MassPAT Data --no personal identifiers.

Cynthia Fernandez filed this request with the Department of Public Health of Massachusetts.

It is a clone of this request.

Due Aug. 4, 2017
Est. Completion None
Awaiting Response


From: Cynthia Fernandez

To Whom It May Concern:

Pursuant to the Massachusetts Public Records Law, M.G.L. c.66, §10, I hereby request the following records:

Specific information from the MassPAT data collection. I am requesting that the data be sent in an excel sheet.
Please note that I am asking for high-level numbers; I have omitted anything that might personally identify a patient.

The columns I am specifically requesting, along with the rows of information, are:
- Creation Date
- Message
- National Provider ID
- NCPDP/NABP Provider ID
- DEA Number
- Pharmacy Name
- Chain Site ID
- ID Qualifier
- ID Qualifier of Additional Patient Identifier
- Gender Code
- Species Code
- Patient Location Code
- Country of Non- U.S. Resident
- Reporting Status
- Date Written
- Product ID Qualifier
- Product ID
- Quantity Dispensed
- Days Supply
- Drug Dosage Code
- Transmission Form of Rx Origin Code
- Partial Fill Indicator
- Classification Code for Payment Type
- Date Sold
- DEA Number
- DEA Number Suffix
- Product ID Qualifier
- State Issuing Rx Serial Number

I also request that, if appropriate, fees be waived as we believe this request is in the public interest, as suggested but not stipulated by the recommendations of the Massachusetts Supervisor of Public Records. The requested documents will be made available to the general public free of charge as part of the public information service at, processed by a representative of the news media/press and is made in the process of news gathering and not for commercial usage.

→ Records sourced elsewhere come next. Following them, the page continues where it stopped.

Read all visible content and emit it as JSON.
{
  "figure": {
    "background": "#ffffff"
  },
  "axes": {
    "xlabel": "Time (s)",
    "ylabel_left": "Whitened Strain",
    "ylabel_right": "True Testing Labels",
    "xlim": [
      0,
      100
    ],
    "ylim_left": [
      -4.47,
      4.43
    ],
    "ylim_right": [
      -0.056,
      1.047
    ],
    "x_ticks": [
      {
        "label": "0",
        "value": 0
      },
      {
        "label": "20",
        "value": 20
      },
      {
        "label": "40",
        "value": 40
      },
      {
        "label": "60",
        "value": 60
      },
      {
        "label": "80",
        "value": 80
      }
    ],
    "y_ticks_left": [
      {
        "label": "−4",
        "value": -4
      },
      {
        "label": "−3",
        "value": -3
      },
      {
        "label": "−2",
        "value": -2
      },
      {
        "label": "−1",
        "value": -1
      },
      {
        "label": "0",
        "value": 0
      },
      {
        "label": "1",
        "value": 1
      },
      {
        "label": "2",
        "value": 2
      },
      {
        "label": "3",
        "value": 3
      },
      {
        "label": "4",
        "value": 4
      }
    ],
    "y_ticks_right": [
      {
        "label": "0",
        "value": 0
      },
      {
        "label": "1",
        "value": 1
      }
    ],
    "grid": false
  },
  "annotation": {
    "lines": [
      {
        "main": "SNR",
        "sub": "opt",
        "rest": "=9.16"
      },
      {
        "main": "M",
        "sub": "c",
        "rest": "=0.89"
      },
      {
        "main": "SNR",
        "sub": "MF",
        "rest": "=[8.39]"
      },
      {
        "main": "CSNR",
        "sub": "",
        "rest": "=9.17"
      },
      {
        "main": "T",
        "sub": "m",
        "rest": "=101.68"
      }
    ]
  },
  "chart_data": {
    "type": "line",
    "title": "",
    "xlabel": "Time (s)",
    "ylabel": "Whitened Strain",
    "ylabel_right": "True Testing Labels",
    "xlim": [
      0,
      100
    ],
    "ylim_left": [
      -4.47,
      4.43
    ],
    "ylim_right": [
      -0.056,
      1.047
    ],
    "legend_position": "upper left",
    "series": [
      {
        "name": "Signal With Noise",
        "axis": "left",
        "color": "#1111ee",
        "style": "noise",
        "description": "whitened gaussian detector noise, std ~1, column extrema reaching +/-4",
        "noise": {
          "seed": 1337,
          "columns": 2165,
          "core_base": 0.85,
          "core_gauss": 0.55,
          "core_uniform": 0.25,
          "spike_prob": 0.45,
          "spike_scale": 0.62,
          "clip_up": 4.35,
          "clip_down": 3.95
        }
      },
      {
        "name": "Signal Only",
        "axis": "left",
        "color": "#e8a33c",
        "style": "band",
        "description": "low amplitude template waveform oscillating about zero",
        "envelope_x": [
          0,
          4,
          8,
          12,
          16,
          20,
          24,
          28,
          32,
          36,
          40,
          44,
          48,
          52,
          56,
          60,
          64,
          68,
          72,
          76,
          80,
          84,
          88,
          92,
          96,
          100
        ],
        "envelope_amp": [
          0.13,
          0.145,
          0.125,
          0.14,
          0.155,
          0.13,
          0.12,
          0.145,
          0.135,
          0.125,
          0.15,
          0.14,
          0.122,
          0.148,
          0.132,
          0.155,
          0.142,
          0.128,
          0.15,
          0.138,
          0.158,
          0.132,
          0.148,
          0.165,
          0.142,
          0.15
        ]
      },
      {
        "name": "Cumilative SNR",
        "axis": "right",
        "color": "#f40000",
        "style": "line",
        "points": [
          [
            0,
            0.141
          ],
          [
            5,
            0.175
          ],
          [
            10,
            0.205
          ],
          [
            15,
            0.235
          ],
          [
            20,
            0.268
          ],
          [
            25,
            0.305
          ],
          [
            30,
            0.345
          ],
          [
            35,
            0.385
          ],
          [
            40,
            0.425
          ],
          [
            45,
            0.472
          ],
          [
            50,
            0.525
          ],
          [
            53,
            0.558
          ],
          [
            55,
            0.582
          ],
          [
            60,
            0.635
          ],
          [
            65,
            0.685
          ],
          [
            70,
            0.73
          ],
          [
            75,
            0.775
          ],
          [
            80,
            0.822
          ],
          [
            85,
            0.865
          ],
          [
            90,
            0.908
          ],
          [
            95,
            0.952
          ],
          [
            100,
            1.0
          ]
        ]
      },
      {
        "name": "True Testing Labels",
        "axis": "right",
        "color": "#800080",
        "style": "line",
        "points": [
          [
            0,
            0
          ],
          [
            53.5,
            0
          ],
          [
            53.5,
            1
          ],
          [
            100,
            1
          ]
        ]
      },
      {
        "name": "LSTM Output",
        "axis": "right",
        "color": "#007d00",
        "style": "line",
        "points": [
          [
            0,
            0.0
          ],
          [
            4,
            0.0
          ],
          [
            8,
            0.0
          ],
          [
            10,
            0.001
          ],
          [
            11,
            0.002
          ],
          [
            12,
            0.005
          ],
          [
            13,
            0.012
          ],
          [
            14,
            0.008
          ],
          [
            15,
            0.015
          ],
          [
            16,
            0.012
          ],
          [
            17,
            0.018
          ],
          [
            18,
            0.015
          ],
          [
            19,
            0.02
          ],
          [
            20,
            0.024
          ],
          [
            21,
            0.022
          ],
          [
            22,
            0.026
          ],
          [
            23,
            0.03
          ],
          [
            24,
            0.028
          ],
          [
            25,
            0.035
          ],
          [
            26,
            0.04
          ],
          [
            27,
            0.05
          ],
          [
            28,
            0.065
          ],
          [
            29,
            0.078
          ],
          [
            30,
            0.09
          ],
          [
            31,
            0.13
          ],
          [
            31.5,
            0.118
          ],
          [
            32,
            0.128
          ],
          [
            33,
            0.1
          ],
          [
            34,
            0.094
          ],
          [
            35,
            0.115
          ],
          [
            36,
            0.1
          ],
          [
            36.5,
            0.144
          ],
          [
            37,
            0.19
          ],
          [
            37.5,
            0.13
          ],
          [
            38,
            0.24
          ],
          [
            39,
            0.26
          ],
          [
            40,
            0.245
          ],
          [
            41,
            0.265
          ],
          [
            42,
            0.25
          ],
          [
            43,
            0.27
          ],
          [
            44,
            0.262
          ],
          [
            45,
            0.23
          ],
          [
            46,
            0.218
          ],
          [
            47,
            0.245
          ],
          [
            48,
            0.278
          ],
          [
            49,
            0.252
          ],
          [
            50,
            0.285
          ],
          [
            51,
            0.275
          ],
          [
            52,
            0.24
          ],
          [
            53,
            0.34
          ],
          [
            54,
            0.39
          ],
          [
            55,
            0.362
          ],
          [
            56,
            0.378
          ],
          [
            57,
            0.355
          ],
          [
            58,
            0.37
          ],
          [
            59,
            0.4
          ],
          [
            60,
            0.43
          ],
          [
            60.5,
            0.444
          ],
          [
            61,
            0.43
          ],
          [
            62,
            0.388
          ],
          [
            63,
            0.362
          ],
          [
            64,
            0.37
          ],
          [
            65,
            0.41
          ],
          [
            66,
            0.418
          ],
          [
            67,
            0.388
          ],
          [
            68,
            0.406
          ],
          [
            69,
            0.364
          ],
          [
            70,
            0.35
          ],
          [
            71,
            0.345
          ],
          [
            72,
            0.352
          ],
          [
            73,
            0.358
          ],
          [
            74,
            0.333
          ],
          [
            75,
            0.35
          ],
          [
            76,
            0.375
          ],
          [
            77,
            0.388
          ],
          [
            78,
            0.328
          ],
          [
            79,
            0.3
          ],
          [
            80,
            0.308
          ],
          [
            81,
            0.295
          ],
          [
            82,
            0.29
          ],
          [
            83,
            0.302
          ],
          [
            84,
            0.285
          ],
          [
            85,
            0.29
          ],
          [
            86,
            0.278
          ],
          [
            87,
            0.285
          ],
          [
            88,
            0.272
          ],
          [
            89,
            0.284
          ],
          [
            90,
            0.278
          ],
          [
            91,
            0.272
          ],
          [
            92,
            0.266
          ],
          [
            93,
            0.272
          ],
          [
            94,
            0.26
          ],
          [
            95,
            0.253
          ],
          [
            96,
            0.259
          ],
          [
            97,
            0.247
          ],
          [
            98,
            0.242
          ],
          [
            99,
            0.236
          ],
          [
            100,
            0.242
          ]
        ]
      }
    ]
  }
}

I expect the request to be filled in an accessible format, including for screen readers, which provide text-to-speech for persons unable to read print. Files that are not accessible to screen readers include, for example, .pdf image files as well as physical documents.

In the event that there are fees, I would be grateful if you would inform me of the total charges in advance of fulfilling my request. I would prefer the request filled electronically, by e-mail attachment if available or CD-ROM if not.

Thank you in advance for your anticipated cooperation in this matter. I look forward to receiving your response to this request within 10 business days, as the statute requires.


Cynthia Fernandez

From: Christiansen, Charlena (DPH)


We have received your records request and will begin working on your request. Please be advised that we are in the process of identifying records that may be responsive to your request and subject to disclosure under the public records law, G.L. c. 66, § 10 and G.L. c. 4, § 7, cl. 26. Once we determine the cost of copying, research and redaction, if any, you will be notified.

Charlena Christiansen
Program Analyst
The Office of Public Protection
Bureau of Health Professions Licensure Massachusetts Department of Public Health
239 Causeway Street, Ste. 500 Boston, MA 02114<><>
Phone: 617-973-0874 Fax: 617-973-0983


There are no files associated with this request.